Square-and-Multiply Algorithm is an algorithm used to compute exponentiation, especially for larger numbers, by repeatedly squaring base and multiplying in the ones that are needed to compute the result looking at binary representation of the exponent. The running time# of it is \(O(\lg n)\).

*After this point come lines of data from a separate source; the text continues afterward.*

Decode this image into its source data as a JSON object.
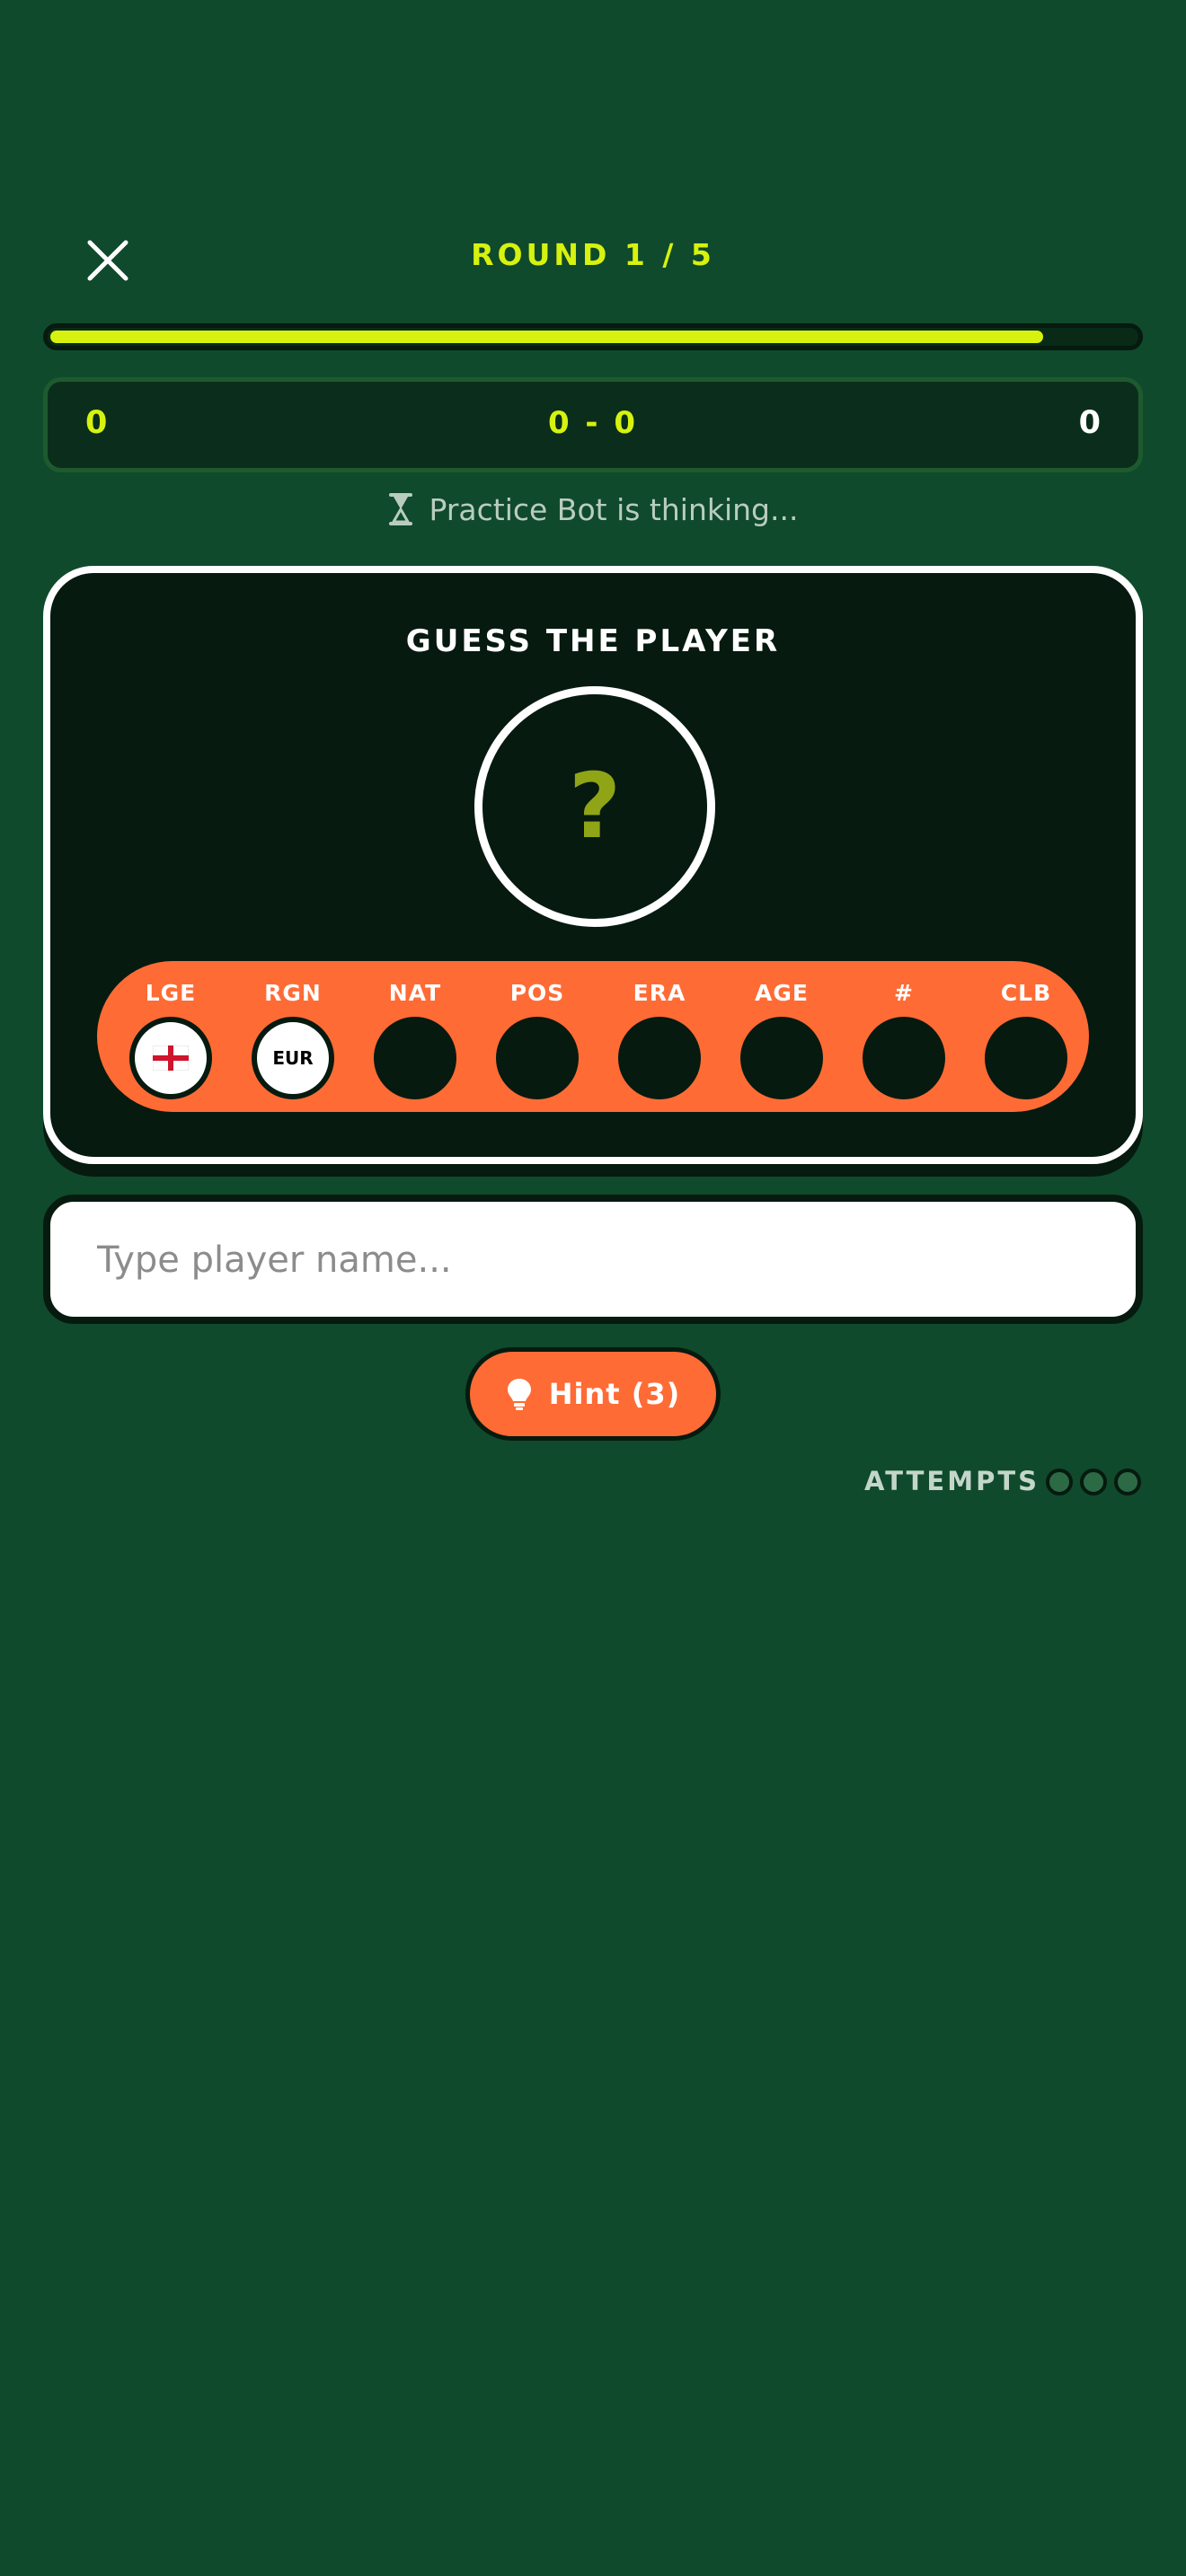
{
  "header": {
    "close_icon": "close-icon",
    "round_label": "ROUND 1 / 5"
  },
  "progress": {
    "fraction": 0.915,
    "fill_color": "#d6f20e"
  },
  "score": {
    "left": "0",
    "middle": "0 - 0",
    "right": "0"
  },
  "status": {
    "icon": "hourglass-icon",
    "text": "Practice Bot is thinking..."
  },
  "card": {
    "title": "GUESS THE PLAYER",
    "mystery_symbol": "?",
    "attributes": [
      {
        "label": "LGE",
        "revealed": true,
        "icon": "england-flag-icon"
      },
      {
        "label": "RGN",
        "revealed": true,
        "value": "EUR"
      },
      {
        "label": "NAT",
        "revealed": false
      },
      {
        "label": "POS",
        "revealed": false
      },
      {
        "label": "ERA",
        "revealed": false
      },
      {
        "label": "AGE",
        "revealed": false
      },
      {
        "label": "#",
        "revealed": false
      },
      {
        "label": "CLB",
        "revealed": false
      }
    ]
  },
  "input": {
    "placeholder": "Type player name...",
    "value": ""
  },
  "hint": {
    "icon": "lightbulb-icon",
    "label": "Hint (3)"
  },
  "attempts": {
    "label": "ATTEMPTS",
    "total": 3,
    "used": 0
  },
  "colors": {
    "background": "#0f4a2c",
    "accent_lime": "#d6f20e",
    "accent_orange": "#ff6b35",
    "card_dark": "#061a0f"
  }
}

Let’s compute \(3^{23} \mod 7\) using this algorithm! First, we need to find out the base 2 version or binary representation of the exponent, \(23\), which is \(10111\). Reading the binary from left to right, we need to compute \(3^{1_2}\), \(3^{10_2}\), \(3^{101_2}\), \(3^{1011_2}\), and \(3^{10111_2}\) which are \(3^1\), \(3^2\), \(3^5\), \(3^{11}\), and \(3^{23}\) respectively. Utilising combination of multiplication and/or squaring, we can get the answer without computing a large exponent, but rather based our answer on previously computed result. The following shows the complete step for computing \(3^{23} \mod 7\):
$$ \begin{align*} 3^1 &= 3 \mod 7\\ &= 3\\ 3^2 &= 3^1 \cdot 3^1 \mod 7\\ &= 9 \mod 7\\ &= 2\\ 3^5 &= (3^2)^2 \cdot 3^1 \mod 7\\ &= 2^2 \cdot 3^1 \mod 7\\ &= 4 \cdot 3 \mod 7\\ &= 12 \mod 7\\ &= 5\\ 3^{11} &= (3^5)^2 \cdot 3^1 \mod 7\\ &= 5^2 \cdot 3^1 \mod 7\\ &= 25 \cdot 3 \mod 7\\ &= 75 \mod 7\\ &= 5\\ 3^{23} &= (3^{11})^2 \cdot 3^1 \mod 7\\ &= 5^2 \cdot 3^1 \mod 7\\ &= 5 \end{align*} $$
Thus, the computing result for \(3^{23} \mod 7\) is \(5\).